Artwork by Bob Barancik is the catalyst for this podcast’s conversation. It focuses on the ongoing trauma to both Israelis and Diaspora Jews from the 10.7.2023 attack, massacre, and kidnappings in southern Israel by Hamas terrorists from Gaza.
View October 7th artwork on CreativeShare
The imagery was created over a roughly 15-month period from that most tragic day in Jewish history since the Holocaust during WWII.
The art speaks without words and shows the tragedy from the point of view of an artist’s mind’s eye rather than just from the lens of a cell phone camera or video cam.
Bob has been creatively wrestling with Holocaust and Post-Holocaust themes for over 45 years.
His mixed-media paintings, digital prints, and handmade books have been exhibited nationally, and his videos have been screened at major film and media festivals in the U.S. and internationally. Much of his artwork is permanently archived at Florida Holocaust Museum.

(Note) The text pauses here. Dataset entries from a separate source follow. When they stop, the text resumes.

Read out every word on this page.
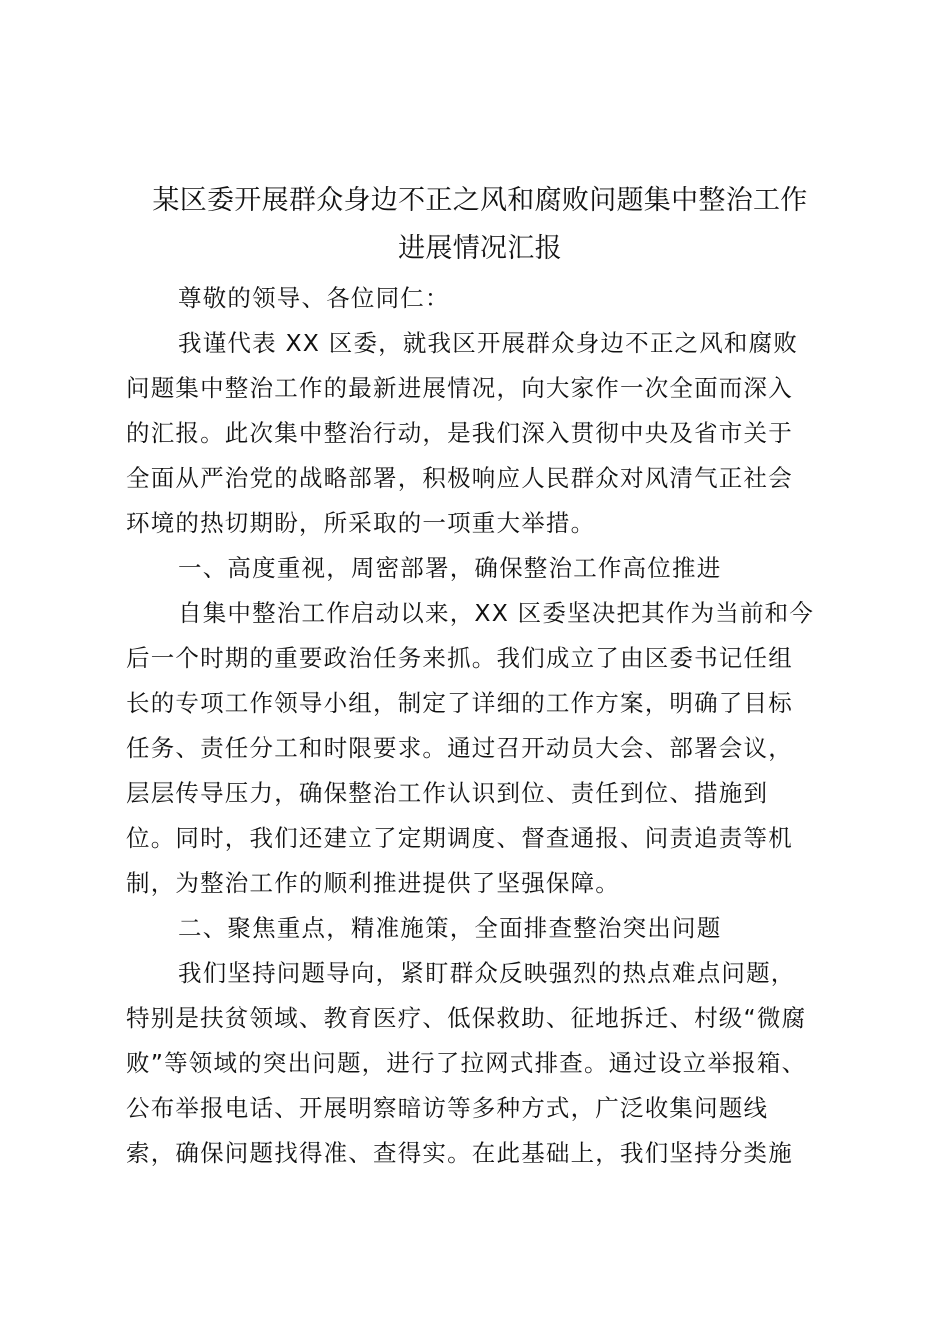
某区委开展群众身边不正之风和腐败问题集中整治工作
进展情况汇报

尊敬的领导、各位同仁：

我谨代表 XX 区委，就我区开展群众身边不正之风和腐败

问题集中整治工作的最新进展情况，向大家作一次全面而深入

的汇报。此次集中整治行动，是我们深入贯彻中央及省市关于

全面从严治党的战略部署，积极响应人民群众对风清气正社会

环境的热切期盼，所采取的一项重大举措。

一、高度重视，周密部署，确保整治工作高位推进

自集中整治工作启动以来，XX 区委坚决把其作为当前和今

后一个时期的重要政治任务来抓。我们成立了由区委书记任组

长的专项工作领导小组，制定了详细的工作方案，明确了目标

任务、责任分工和时限要求。通过召开动员大会、部署会议，

层层传导压力，确保整治工作认识到位、责任到位、措施到

位。同时，我们还建立了定期调度、督查通报、问责追责等机

制，为整治工作的顺利推进提供了坚强保障。

二、聚焦重点，精准施策，全面排查整治突出问题

我们坚持问题导向，紧盯群众反映强烈的热点难点问题，

特别是扶贫领域、教育医疗、低保救助、征地拆迁、村级“微腐

败”等领域的突出问题，进行了拉网式排查。通过设立举报箱、

公布举报电话、开展明察暗访等多种方式，广泛收集问题线

索，确保问题找得准、查得实。在此基础上，我们坚持分类施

Although the podcast was created on December 29th, 2025, and much has transpired over the last month with “saber rattling” between President Trump and the mullahs in Tehran, the basic underlying antagonism between radical Islam and the Western democratic world remains unchanged…and will most likely remain unchanged well into the future.
The big questions for the worldwide Jewish community revolve around how the internal imagery of 10.7.2023 is processed both collectively and by each individual Jew.
Global Jew-hatred has reached unprecedented levels, stoked by both malicious social media and biased mainstream news coverage. It is not really safe to identify as Jewish anywhere on our increasingly interconnected planet.
Which leaves only a few real options:
- Convert to some other religion or simply become a religious “none” and keep your head down and mouth shut.
- Openly confront and fight antisemitism.
- Become an observant Jew and draw solace and strength from our sacred texts.
- Move to Israel and accept the yoke of citizenship of the Jewish state including military service.
- Continue to respectfully share ideas and feelings with fellow Jews and receptive Gentiles.
Those are what Bob believes to be the hard realities of the Jewish situation.